The Czech government has moved to increase the minimum wage in the country to 12,200 crowns per month effective as of next year. This will meet the government’s goal of raising the minimum wage to at least 40 percent of the average salary.
The latest increase of the minimal wage by 1,200 crowns a month is the fourth in succession approved by the three-party government and despite initial reservations from the ANO party, the majority of government ministers voted in favour of the hike. Prime Minister Bohuslav Sobotka of the Social Democrats defended the increase on the argument that it will encourage people to find work rather than staying on the dole and on the grounds that economic conditions for such a move have never been better. The country has the lowest unemployment rate in the EU and steady economic growth that has surpassed expectations. Labour Minister Michaela Marksova pointed out that despite the stable economic growth, wages in the country are notably lagging behind wages in other EU states. Even the minimal wage – currently the equivalent of 421 euros – is lower than that in Slovakia (435 euros) or Poland (453 euros).
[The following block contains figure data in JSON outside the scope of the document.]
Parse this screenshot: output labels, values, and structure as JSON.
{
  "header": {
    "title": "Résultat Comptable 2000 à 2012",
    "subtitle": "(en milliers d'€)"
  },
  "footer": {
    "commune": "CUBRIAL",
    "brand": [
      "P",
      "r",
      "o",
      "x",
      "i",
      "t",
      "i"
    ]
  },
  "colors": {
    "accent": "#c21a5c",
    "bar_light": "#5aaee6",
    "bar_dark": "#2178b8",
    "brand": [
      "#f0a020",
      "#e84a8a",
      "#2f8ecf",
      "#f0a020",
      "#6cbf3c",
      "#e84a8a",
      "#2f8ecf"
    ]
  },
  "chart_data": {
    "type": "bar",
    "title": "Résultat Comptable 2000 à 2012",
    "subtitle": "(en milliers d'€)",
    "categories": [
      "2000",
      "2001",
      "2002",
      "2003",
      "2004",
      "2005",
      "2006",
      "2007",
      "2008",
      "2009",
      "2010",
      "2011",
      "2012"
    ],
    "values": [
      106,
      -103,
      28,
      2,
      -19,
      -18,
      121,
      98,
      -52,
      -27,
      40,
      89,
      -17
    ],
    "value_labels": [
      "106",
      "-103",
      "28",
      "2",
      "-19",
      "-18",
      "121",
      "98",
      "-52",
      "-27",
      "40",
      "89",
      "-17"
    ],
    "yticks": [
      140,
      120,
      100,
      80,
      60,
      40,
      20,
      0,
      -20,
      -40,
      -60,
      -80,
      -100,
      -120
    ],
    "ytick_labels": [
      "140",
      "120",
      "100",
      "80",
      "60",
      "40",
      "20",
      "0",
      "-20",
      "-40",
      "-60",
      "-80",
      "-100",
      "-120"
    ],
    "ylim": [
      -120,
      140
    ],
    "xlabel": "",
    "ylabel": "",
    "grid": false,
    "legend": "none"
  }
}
The goal of the present government was to reach a minimum wage of at least 40% of the average wage in the country. With the new raise, the minimum wage will be 40.5% of the average salary.
The hike will affect approximately 132,000 people who are currently working for a minimal wage. Most of them are employed in public services, security agencies and various sales outlets.
Not everyone is cheering the move. The opposition centre-right parties would have preferred for the government to lower taxes, while employers say the minimum wage hikes are unpredictable and clear rules for growth in this area would enable them to plan their expenditures better. They moreover argue that an 11 percent hike in the minimal wage does not correspond either to other wage hikes or the country’s economic growth. Whether some of them will lay off employees as a result of the move is as yet unclear.